I think we're more limited by the number of monitoring measurements we can take and our ability to deliver specific, measured intervention at specific places and times.
This seems a bit surprising to me, as currently we don't even have a good understanding of biology/ecology in general, and of welfare biology in particular. (which means that we need intelligence to solve these)
So, did you mean that engineering capabilities (e.g. the minotoring measurements that you mentioned) are more of a bottleneck to WAW than theoretical understanding (into welfare biology) is? If yes, could you explain the reason?

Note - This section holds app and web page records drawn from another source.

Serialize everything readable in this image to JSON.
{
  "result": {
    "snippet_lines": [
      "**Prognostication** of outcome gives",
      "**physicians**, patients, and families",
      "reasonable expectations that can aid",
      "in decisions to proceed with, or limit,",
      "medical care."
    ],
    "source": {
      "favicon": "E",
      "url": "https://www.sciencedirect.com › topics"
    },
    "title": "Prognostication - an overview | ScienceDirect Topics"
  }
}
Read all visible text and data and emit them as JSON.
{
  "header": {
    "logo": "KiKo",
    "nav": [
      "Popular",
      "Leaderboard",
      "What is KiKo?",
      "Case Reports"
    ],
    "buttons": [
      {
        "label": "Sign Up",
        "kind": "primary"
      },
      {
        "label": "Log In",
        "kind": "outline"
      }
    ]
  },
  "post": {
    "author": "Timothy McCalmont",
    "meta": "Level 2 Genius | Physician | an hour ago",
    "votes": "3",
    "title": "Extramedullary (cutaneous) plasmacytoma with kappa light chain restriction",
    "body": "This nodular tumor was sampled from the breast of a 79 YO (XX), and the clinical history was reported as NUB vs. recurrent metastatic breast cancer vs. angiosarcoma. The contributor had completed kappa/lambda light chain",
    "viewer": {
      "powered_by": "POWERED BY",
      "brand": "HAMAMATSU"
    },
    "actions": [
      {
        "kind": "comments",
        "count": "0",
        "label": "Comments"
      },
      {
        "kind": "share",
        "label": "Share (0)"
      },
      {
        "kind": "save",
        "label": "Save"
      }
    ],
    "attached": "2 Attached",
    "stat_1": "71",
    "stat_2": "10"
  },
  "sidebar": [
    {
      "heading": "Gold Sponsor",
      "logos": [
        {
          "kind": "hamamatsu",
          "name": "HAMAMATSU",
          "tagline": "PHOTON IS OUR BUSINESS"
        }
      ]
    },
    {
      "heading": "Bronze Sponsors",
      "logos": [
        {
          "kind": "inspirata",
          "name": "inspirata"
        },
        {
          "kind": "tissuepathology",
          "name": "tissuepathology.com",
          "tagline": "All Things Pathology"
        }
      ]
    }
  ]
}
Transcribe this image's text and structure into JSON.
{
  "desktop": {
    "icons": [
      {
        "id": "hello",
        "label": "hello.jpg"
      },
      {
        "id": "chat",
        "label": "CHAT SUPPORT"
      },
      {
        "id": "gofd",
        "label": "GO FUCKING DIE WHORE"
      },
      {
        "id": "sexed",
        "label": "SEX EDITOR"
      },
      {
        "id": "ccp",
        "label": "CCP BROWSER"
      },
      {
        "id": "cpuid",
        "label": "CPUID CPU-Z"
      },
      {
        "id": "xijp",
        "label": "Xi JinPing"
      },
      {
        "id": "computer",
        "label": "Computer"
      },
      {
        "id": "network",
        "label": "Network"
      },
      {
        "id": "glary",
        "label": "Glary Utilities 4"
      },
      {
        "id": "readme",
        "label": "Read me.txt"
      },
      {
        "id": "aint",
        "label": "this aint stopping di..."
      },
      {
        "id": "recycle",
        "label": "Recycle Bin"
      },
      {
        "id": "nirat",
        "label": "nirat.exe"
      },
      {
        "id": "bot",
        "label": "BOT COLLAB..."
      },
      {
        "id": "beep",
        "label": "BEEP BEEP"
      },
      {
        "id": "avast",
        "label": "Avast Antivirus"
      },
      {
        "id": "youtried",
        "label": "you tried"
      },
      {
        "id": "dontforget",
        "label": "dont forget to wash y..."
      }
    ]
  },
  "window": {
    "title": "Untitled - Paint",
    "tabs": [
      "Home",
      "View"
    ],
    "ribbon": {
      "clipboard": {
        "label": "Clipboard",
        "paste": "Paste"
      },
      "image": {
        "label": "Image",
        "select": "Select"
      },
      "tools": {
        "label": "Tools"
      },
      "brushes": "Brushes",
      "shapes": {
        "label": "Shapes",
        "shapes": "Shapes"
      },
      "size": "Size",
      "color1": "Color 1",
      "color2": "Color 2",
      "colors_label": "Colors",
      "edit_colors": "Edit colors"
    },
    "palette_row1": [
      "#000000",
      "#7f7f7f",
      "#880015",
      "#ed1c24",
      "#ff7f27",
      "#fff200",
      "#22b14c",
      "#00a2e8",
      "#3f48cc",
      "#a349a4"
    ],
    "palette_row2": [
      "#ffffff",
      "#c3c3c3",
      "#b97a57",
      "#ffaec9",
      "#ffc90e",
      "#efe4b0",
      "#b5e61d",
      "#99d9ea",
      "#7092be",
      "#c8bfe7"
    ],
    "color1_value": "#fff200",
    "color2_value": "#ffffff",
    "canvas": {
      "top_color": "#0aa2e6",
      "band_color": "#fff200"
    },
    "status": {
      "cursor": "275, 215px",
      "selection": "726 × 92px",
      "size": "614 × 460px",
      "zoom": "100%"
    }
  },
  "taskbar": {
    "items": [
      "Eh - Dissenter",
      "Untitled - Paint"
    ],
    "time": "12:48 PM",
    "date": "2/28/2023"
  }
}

One plausible reason I can think of: When developping WAW interventions, we could use a SpaceX-style approach, i.e. doing many small-scale experiments, iterating rapidly, and learn from tight feedback loops, in a trial-and-error manner. Is that what you were having in mind?
This is exactly the sort of work we do at Sentience Institute on moral circle expansion (mostly for farmed animals from 2016 to 2020, but since late 2020, most of our work has been directly on AI—and of course the intersections)
Sentience Institute has, in its research agenda, research projects about digital sentients (which presumably include certain possible forms of AI) as moral patients, but (please correct me if I'm wrong) in the "In-progress research projects" section there doesn't seem to be anything substantial about the impact of AI (especially transformative AI) on animals?
Not sure what is meant by "donate to humans directly"?
Also I suggest not limiting yourself to these two categories, as there're likely better areas to donate to in order to help advance the "AI for animals" direction (e.g. supporting individuals or orgs that are doing high-impact work in this specific direction (if there isn't any currently, consider committing donations to future ones), or even better, starting a new initiative if you're a good fit and have good ideas).
Thanks for the explanation; I do support what SI is doing (researching problems around digital sentience as moral patients, which seems to be an important and neglected area), and your reasoning makes sense!